The ketogenic or keto (“KEY-toe”) diet is a calorie-restrictive program that mandates a high fat intake and a low carbohydrate intake to put the body in a state of ketosis. Ketosis occurs when your body does not have enough glucose (or sugars) available to fuel the brain and maintain cellular function, and so it starts to break down fatty acids into ketones. Maintaining a state of ketosis requires you to eat no more than 20-50g of carbohydrates per day, depending on your total calorie intake.
Research shows that like most calorie-restrictive diets, this one works temporarily. Studies also found that keto dieters have improved satiety (the sense of fullness) levels because of the high fat recommendations, and because the appetite-stimulating hormone is reduced during ketosis. Another study showed that those on the keto diet improved insulin sensitivity; however, it also noticed that they are more fatigued than their counterparts and that both their cholesterol (both LDL and HDL) and certain inflammatory markers increased. Additionally, there are risks for developing kidney stones, bone fractures and constipation because of micronutrient deficiencies and limited fiber intake. Often, it is recommended to supplement the keto diet with vitamins and minerals to get the proper amounts of nutrients in ketosis.
Should I try it? The keto diet was ranked 38 out of 41 by US News & World Reports, which demonstrates that it isn’t the most favorable eating plan for most. If you do try it, it’s important to work with a physician and dietitian to make sure you are meeting your micronutrient needs or managing any medication interactions. This diet plan can also be socially isolating due to its strict nature, so it is important to be on the watch for mental health effects.
The Whole30 diet is a popular eating plan to “reset” digestion and potentially provide some weight loss benefits. For 30 days, dieters follow a plan that promotes fresh foods while eliminating many processed options like salty snacks and desserts. It also eliminates dairy; grains; legumes; alcohol; additives like MSG, carrageenan or sulfites; and peanut butter—all for claims of better digestion, skin health, metabolism and overall sense of well-being. Snacking is frowned upon and exercise is promoted. At day 30, dieters reintroduce all foods slowly to determine how the body responds to each addition.
Should I try it? This diet comes with lots of promises but little research to back it up, so more study is needed. Whole30 is ranked 38 out of 41 in best overall diet, showing again the limited benefits for embarking on this journey. However, this plan does take people back to the kitchen to cook whole foods, which is helpful for consuming the recommended fruits and vegetables. If starting this plan, make sure to have a strong support system, good meal planning skills and the dedication to complete it.

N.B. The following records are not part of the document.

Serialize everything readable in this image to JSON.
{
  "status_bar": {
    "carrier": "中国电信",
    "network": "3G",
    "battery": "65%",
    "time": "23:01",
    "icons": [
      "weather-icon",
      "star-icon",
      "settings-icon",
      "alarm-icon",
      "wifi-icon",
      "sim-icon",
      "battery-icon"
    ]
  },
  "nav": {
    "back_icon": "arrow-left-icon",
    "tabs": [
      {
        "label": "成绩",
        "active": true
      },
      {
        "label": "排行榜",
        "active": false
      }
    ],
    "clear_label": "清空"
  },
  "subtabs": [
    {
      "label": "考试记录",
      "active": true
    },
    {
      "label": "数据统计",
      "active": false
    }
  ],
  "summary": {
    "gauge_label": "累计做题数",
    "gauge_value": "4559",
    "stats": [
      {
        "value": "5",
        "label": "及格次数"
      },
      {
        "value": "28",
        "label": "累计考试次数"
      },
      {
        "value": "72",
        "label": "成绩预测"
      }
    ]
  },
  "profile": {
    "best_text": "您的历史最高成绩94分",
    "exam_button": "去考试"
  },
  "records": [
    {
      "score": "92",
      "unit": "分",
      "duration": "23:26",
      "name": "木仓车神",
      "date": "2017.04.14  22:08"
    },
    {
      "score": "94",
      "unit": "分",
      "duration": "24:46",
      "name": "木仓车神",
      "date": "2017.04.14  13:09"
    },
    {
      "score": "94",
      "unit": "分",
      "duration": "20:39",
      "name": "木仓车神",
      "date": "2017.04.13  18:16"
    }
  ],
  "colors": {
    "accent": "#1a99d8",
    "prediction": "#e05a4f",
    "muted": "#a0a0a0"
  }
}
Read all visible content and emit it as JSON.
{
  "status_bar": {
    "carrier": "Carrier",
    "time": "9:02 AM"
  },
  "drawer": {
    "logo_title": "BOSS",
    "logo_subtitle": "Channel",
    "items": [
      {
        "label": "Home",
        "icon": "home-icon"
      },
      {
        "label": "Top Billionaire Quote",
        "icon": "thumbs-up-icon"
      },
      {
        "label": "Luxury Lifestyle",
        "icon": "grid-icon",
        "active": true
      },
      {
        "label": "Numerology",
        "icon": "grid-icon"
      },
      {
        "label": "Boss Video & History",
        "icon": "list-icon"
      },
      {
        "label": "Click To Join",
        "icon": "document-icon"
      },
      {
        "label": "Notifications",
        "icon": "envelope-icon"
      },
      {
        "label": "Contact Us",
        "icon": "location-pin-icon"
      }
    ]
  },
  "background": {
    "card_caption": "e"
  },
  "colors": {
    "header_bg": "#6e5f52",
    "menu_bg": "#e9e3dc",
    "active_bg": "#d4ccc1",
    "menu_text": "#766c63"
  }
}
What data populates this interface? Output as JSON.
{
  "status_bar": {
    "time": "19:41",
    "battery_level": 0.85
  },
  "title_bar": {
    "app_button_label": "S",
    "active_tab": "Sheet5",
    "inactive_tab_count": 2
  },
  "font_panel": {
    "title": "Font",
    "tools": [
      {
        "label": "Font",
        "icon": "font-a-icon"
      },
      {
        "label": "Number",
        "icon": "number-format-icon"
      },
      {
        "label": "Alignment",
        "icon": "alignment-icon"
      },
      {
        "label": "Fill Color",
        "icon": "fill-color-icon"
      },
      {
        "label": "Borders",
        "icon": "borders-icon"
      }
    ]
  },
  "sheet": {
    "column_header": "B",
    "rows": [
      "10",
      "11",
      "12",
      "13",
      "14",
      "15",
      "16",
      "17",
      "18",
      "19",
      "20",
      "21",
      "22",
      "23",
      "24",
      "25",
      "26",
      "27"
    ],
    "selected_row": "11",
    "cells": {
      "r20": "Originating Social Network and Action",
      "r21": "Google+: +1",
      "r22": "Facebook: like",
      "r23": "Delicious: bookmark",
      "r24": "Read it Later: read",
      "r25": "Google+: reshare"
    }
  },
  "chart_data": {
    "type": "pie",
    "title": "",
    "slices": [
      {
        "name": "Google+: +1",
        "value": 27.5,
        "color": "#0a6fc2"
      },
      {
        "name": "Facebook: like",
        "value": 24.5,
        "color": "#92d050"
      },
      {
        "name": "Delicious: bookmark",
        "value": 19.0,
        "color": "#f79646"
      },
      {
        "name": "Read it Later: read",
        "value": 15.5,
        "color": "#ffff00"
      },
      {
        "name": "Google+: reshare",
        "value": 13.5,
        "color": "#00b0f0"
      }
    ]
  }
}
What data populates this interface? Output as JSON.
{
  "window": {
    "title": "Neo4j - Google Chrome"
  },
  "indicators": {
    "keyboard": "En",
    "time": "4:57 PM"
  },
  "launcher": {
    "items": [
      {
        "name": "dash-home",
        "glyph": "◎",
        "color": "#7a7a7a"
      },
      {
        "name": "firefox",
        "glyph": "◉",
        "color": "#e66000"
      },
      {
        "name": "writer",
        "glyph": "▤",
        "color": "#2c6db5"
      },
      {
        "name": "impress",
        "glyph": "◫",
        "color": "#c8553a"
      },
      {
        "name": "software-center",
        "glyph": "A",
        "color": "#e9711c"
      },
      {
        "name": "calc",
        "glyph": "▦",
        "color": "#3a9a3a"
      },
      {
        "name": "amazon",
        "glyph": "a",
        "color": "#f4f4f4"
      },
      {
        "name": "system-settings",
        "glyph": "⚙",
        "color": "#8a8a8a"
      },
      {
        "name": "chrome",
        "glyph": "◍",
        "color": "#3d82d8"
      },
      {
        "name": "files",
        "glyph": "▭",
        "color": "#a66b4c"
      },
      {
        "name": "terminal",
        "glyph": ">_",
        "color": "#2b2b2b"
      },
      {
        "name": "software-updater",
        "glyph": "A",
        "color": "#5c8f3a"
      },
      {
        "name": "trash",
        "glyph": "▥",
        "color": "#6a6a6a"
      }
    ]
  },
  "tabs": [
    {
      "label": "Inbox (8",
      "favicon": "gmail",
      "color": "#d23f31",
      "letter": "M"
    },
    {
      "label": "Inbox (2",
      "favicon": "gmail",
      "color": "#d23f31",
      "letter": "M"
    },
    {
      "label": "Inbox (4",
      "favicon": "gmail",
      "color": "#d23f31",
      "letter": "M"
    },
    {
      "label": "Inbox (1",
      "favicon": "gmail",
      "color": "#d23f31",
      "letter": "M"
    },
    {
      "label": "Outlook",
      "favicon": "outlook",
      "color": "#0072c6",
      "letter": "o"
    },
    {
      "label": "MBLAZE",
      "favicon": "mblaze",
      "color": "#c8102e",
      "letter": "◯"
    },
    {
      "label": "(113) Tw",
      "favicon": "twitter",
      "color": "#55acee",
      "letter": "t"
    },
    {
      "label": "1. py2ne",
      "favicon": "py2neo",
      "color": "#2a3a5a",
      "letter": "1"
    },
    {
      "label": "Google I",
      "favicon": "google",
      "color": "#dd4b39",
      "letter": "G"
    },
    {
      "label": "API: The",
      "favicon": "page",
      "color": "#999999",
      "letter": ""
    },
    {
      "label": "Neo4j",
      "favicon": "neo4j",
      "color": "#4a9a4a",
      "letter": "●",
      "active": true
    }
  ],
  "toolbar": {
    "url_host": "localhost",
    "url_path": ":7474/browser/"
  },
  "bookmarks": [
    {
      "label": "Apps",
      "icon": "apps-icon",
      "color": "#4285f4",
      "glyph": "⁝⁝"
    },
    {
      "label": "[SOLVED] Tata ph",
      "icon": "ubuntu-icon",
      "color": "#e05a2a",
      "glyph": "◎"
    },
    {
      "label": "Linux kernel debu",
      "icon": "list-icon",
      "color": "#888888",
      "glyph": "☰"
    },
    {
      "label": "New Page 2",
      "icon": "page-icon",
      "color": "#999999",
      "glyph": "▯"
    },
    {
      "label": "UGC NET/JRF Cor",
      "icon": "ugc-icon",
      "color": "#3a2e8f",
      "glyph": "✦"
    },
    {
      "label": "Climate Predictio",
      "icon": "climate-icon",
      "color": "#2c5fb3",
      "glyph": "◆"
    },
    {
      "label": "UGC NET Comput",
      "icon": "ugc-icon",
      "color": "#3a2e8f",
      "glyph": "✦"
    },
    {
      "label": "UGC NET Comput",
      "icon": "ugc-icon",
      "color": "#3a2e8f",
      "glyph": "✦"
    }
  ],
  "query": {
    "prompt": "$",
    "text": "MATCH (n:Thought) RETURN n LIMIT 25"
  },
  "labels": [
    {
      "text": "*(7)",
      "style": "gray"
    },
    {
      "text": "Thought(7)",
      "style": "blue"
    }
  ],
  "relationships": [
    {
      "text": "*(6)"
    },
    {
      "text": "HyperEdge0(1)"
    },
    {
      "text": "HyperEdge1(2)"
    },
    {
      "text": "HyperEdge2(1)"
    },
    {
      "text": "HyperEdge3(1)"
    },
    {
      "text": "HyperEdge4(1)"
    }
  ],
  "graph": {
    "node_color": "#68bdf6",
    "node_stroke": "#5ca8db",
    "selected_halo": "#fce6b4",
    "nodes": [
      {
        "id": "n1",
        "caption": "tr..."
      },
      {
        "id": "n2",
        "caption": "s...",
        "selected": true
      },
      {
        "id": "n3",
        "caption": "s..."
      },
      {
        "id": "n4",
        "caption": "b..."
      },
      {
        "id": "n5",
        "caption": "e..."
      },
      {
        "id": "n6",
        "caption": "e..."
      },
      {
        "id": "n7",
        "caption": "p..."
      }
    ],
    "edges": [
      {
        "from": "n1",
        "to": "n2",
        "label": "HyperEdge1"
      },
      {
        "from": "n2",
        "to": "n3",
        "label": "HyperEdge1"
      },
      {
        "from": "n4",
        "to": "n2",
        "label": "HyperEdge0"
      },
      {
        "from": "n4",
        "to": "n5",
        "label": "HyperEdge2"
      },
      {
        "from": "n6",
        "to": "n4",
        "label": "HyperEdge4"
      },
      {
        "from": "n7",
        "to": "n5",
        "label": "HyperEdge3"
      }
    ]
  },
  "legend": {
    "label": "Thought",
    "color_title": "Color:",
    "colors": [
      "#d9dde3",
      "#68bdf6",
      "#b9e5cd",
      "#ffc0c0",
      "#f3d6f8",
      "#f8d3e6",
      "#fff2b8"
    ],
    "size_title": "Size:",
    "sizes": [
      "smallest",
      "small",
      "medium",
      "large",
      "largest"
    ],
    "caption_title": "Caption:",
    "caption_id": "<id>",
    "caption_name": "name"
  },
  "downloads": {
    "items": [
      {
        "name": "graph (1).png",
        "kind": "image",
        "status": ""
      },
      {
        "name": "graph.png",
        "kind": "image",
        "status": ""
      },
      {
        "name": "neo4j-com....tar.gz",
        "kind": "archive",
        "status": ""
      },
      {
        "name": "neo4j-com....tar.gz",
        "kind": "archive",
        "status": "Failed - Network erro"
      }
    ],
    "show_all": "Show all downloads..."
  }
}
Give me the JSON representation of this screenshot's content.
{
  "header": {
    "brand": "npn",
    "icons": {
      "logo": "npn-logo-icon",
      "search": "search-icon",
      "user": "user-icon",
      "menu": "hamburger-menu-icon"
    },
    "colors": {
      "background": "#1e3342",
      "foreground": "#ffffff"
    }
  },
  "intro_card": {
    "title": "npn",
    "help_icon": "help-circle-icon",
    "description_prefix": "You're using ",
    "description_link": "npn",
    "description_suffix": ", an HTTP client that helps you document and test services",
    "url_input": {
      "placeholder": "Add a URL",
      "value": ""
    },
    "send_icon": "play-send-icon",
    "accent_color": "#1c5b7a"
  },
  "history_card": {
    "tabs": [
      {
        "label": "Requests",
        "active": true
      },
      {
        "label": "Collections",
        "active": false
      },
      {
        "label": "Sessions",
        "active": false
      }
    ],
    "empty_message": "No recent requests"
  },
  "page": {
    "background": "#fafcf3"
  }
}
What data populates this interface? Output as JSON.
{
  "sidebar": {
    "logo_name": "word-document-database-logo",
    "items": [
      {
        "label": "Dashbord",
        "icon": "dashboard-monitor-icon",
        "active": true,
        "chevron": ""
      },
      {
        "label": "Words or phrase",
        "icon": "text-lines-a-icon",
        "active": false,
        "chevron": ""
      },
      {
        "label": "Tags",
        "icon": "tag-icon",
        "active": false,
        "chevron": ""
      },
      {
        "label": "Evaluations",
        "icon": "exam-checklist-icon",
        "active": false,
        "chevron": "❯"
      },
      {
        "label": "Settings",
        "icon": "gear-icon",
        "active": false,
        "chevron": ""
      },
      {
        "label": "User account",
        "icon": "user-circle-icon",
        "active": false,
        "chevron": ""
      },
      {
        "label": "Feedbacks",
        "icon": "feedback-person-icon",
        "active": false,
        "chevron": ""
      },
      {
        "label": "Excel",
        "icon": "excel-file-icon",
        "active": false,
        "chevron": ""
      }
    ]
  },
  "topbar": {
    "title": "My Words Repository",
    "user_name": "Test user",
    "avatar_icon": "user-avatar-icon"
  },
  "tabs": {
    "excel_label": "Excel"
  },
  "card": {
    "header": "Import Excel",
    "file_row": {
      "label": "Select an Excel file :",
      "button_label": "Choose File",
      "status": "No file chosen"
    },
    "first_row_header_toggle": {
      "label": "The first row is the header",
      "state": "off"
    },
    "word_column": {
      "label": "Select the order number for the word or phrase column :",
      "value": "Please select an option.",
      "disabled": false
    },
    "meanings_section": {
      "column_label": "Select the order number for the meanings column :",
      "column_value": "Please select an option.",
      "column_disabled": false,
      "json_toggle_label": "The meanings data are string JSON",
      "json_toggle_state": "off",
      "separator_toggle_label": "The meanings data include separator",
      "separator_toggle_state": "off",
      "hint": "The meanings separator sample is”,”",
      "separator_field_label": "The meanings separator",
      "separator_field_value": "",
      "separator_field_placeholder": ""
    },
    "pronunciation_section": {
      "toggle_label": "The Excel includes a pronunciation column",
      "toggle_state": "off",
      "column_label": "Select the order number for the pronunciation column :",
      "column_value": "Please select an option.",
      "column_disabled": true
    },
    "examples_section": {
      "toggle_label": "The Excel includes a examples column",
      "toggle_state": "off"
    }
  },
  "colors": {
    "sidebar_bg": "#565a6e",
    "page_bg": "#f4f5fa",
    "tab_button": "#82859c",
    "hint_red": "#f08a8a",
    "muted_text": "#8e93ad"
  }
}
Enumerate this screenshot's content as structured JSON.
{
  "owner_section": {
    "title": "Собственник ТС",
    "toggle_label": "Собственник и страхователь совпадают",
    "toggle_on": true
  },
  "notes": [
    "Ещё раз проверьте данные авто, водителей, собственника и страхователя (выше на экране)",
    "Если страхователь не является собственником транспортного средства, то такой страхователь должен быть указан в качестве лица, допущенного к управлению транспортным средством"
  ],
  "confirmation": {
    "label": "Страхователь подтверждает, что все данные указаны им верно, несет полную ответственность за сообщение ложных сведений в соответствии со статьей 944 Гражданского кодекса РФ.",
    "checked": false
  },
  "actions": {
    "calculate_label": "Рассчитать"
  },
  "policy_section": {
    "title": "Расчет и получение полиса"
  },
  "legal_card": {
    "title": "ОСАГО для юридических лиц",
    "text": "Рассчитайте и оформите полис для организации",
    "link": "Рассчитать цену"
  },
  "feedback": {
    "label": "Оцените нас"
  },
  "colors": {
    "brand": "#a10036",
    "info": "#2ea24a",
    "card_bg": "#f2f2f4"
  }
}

Crash diets vs. healthy lifestyle changes
With any eating plan, it’s important to tell your health care team if you are dieting for longer than a month or two to ensure nutrient deficiencies are minimized and, in extreme cases, lab work is monitored. Diets rarely lead to long-term health or even weight loss, yet they often promote food restriction, are inflexible and almost seem a punishment for one’s weight and body size.
So, what works better? Aim for lifestyle changes that switch your mindset to eating for health not size. This approach includes supporting and acknowledging your relationship with food, being flexible with eating, and accepting and welcoming all foods that support our physical health and emotional health. We can all be healthy in our own way and time, especially with the individualized help of our health care team. Think long term!